Raleigh News and Observer // Editorial Board
Though Trump’s campaign tried to cast the comment as having a different meaning, it wasn’t working. The nominee clearly implied a threat to the president of the United States (assuming Clinton was that president) from “Second Amendment people,” presumably meaning gun owners. This was an outrageous comment from someone who has made one after another.
Fayetteville (N.C.) Observer // Editorial Board

We suspect Trump knew exactly what he was doing – tossing out a bit of outrage to reap a rich harvest in free media. And if it created dangerous results?

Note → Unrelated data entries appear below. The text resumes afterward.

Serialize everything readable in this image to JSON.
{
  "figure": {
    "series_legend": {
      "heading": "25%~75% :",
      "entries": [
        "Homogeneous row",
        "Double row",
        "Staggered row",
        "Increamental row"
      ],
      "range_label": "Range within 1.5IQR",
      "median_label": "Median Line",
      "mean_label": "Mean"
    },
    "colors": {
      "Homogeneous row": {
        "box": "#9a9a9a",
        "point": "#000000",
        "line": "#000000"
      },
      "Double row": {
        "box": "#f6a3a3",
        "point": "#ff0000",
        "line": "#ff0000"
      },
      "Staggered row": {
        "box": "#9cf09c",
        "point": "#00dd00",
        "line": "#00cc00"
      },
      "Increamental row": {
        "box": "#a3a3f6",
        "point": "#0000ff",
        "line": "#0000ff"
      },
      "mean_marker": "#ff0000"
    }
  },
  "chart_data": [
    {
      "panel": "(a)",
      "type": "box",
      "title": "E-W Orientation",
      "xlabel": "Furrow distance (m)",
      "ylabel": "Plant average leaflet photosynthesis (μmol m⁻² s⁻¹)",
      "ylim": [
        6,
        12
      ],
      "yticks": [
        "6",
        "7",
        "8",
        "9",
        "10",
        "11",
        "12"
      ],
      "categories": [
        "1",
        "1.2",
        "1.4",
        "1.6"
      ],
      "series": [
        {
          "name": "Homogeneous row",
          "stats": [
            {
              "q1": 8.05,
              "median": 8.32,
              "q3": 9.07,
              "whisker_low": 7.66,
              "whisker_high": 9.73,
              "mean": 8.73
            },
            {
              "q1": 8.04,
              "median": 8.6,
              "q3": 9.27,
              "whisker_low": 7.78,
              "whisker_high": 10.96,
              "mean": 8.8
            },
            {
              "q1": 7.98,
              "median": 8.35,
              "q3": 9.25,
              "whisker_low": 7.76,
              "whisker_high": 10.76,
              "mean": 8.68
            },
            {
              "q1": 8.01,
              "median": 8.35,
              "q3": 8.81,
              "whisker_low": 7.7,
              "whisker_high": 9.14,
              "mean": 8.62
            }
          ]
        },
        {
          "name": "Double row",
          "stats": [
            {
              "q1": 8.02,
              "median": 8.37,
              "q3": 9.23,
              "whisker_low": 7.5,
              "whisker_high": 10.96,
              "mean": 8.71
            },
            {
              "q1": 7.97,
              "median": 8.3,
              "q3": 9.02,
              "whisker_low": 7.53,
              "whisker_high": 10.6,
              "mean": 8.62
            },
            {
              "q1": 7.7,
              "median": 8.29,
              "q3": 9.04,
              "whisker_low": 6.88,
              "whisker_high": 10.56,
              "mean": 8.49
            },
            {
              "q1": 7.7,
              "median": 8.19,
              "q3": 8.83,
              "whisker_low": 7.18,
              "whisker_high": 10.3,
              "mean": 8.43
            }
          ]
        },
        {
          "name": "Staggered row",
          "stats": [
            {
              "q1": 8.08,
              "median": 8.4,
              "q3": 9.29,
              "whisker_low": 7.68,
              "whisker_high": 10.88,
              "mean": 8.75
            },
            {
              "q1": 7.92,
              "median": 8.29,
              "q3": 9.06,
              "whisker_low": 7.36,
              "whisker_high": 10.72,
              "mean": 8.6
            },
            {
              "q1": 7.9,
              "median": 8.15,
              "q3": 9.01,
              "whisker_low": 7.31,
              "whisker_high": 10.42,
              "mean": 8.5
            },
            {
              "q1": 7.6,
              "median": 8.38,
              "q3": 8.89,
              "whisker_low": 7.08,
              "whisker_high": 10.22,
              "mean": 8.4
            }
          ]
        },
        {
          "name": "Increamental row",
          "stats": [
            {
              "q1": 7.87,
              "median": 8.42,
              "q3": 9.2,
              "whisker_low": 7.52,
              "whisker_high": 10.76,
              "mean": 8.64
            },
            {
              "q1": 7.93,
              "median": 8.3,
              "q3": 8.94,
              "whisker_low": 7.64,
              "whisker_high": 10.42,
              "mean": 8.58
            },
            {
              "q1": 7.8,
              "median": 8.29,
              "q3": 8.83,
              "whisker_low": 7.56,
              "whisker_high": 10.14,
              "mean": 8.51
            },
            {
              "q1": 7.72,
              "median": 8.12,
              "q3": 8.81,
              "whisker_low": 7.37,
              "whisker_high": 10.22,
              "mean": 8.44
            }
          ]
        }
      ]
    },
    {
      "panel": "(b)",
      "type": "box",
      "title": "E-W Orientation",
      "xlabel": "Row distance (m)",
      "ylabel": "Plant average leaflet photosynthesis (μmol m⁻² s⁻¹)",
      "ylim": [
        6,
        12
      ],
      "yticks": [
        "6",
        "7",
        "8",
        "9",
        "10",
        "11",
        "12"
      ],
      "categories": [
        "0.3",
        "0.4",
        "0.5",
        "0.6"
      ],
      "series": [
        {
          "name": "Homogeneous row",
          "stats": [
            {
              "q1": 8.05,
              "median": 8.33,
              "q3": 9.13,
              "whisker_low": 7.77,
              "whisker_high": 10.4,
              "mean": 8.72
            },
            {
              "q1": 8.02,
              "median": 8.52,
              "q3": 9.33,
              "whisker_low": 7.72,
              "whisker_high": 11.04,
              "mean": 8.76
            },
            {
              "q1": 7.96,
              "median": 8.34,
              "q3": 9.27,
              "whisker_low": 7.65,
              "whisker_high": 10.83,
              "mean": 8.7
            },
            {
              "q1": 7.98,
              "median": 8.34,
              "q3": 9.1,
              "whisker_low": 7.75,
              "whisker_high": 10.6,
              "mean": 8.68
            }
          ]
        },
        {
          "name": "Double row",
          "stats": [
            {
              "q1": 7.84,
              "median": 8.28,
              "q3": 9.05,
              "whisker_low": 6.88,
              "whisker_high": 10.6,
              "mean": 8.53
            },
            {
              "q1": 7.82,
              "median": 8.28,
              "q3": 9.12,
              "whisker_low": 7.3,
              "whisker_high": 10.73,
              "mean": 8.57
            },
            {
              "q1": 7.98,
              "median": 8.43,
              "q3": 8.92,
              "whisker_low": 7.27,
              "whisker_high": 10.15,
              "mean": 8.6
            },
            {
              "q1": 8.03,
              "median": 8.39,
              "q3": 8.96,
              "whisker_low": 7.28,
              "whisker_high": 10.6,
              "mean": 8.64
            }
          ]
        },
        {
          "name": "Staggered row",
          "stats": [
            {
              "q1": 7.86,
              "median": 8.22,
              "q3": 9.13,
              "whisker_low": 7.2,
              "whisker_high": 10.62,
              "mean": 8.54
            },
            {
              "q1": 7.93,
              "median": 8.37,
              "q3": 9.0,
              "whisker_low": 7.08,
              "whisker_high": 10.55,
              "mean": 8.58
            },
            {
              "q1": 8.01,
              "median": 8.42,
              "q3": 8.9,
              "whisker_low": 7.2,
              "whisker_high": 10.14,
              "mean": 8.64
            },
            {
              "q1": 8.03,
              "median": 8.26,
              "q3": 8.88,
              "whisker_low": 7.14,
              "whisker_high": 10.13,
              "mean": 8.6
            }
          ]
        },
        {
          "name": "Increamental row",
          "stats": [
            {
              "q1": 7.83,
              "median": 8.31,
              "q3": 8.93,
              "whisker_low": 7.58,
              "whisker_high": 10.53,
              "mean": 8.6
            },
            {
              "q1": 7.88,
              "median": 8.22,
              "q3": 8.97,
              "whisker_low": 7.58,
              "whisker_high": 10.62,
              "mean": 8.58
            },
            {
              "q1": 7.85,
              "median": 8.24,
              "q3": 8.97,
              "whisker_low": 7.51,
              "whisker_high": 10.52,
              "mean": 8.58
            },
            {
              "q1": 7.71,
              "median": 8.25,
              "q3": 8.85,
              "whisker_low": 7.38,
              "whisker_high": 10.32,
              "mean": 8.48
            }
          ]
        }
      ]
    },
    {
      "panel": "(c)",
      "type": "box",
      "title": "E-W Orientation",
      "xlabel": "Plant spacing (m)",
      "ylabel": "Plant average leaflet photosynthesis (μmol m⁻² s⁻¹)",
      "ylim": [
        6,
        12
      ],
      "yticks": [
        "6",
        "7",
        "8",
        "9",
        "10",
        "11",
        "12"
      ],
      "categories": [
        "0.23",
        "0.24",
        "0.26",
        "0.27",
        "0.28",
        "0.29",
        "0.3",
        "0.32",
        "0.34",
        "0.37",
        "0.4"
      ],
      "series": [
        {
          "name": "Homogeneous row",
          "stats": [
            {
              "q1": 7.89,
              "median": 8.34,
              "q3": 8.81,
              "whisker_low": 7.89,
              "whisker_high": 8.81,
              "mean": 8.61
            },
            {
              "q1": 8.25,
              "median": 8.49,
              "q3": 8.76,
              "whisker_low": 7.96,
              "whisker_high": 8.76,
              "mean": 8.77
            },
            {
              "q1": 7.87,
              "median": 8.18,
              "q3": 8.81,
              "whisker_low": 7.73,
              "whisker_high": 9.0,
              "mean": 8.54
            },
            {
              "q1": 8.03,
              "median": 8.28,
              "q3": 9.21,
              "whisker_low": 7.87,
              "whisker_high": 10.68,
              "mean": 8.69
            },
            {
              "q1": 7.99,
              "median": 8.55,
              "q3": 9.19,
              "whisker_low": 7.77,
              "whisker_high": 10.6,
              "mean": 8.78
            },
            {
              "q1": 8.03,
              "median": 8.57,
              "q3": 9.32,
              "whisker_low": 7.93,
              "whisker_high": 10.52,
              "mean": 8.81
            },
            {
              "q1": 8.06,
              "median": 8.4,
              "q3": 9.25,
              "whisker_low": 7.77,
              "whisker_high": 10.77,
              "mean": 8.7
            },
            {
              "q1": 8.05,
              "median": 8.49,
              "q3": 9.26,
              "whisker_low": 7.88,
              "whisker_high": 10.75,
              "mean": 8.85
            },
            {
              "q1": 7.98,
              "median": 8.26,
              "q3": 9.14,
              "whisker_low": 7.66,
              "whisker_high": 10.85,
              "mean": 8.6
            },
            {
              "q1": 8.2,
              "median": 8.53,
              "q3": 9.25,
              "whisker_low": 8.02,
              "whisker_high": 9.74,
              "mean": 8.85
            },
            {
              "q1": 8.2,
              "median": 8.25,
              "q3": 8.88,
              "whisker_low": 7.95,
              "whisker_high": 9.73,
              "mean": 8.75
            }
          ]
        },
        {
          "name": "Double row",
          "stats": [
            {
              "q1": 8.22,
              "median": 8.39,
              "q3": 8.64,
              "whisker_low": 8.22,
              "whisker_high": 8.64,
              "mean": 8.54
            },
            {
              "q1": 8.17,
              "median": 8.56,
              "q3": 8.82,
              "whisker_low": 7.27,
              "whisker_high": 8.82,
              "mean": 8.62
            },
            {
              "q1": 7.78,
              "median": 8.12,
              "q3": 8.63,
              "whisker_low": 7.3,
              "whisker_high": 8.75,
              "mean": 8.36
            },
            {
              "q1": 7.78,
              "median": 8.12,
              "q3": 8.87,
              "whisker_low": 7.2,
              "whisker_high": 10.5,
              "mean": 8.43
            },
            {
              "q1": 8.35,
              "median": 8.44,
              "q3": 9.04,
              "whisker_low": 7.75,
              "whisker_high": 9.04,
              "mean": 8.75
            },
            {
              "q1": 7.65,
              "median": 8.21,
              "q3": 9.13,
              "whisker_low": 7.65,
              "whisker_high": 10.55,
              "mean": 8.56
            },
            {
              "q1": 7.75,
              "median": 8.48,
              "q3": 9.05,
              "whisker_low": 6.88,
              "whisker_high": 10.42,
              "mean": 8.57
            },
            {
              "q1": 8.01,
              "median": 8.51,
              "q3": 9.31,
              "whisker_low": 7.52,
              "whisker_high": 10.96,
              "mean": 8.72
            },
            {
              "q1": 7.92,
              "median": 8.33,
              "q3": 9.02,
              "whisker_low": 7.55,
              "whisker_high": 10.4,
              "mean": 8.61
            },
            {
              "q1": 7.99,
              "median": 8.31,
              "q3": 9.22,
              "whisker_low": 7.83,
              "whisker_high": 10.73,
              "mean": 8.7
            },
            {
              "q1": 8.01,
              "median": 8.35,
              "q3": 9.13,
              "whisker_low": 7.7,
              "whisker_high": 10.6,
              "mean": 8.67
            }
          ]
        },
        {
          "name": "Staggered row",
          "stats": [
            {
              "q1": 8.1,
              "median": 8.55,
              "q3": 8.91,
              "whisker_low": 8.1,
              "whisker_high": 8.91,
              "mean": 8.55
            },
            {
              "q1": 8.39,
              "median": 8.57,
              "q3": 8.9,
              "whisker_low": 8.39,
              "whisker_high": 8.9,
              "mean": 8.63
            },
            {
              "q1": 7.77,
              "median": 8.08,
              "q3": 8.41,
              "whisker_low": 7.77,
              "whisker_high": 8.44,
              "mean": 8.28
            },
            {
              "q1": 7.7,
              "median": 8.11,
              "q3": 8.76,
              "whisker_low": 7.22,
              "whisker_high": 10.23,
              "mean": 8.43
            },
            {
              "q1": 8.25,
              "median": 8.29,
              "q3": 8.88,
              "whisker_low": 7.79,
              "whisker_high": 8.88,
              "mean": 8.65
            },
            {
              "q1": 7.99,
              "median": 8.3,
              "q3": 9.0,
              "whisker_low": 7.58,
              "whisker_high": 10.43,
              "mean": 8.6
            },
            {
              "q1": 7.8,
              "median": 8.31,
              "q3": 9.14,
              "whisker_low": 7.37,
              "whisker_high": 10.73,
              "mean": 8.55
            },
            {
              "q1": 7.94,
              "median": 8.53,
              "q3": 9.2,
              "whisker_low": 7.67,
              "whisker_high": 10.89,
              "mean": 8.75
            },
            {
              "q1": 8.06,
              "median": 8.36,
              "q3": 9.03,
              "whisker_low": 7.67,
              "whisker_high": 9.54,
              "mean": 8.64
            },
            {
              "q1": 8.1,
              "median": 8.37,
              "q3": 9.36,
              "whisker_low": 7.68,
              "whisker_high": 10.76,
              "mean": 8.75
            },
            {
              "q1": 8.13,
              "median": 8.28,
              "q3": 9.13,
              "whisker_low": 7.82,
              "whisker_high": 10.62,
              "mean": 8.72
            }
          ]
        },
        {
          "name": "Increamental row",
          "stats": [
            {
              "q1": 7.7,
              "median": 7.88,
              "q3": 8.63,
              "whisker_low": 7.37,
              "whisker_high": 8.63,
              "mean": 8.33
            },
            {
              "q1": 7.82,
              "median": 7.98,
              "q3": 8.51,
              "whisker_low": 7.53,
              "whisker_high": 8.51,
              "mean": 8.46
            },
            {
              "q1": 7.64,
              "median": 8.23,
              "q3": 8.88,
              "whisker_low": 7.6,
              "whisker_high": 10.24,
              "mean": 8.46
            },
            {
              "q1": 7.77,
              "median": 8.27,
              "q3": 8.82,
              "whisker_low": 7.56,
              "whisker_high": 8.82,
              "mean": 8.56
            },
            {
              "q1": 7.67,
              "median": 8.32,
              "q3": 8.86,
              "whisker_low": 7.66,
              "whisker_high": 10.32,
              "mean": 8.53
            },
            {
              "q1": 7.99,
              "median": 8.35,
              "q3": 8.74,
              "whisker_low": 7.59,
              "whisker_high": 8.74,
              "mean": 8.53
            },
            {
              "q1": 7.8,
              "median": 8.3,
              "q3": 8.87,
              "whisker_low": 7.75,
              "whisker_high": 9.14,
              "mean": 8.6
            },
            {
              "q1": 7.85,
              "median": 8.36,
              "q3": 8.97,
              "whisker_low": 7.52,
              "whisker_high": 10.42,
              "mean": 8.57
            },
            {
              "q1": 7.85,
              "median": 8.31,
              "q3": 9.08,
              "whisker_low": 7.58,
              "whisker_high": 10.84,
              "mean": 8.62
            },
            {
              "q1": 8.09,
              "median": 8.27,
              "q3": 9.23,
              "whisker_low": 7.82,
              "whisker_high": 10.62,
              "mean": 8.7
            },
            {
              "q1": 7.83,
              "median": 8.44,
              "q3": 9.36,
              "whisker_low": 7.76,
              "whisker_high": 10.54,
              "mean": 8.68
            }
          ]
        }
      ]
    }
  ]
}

Well, not his problem.

GOP officeholders: Consider consequences of choosing Trump

Detroit Free Press // Editorial Board
The day after the Detroit Economic Club speech, Trump made news again, suggesting at a rally that a President Hillary Clinton would nominate judges inimical to his supporters’ interests, and that no one could stop her — except, perhaps, gun owners. The campaign was quick to suggest that what Trump meant was that Second Amendment supporters could stop Clinton by voting against her this November. But that’s not what he said. And even if it had been, consider that a presidential candidate is required to explain that he did not actually mean his supporters should shoot his opponent. For a candidate who glories in muck, this is a new low.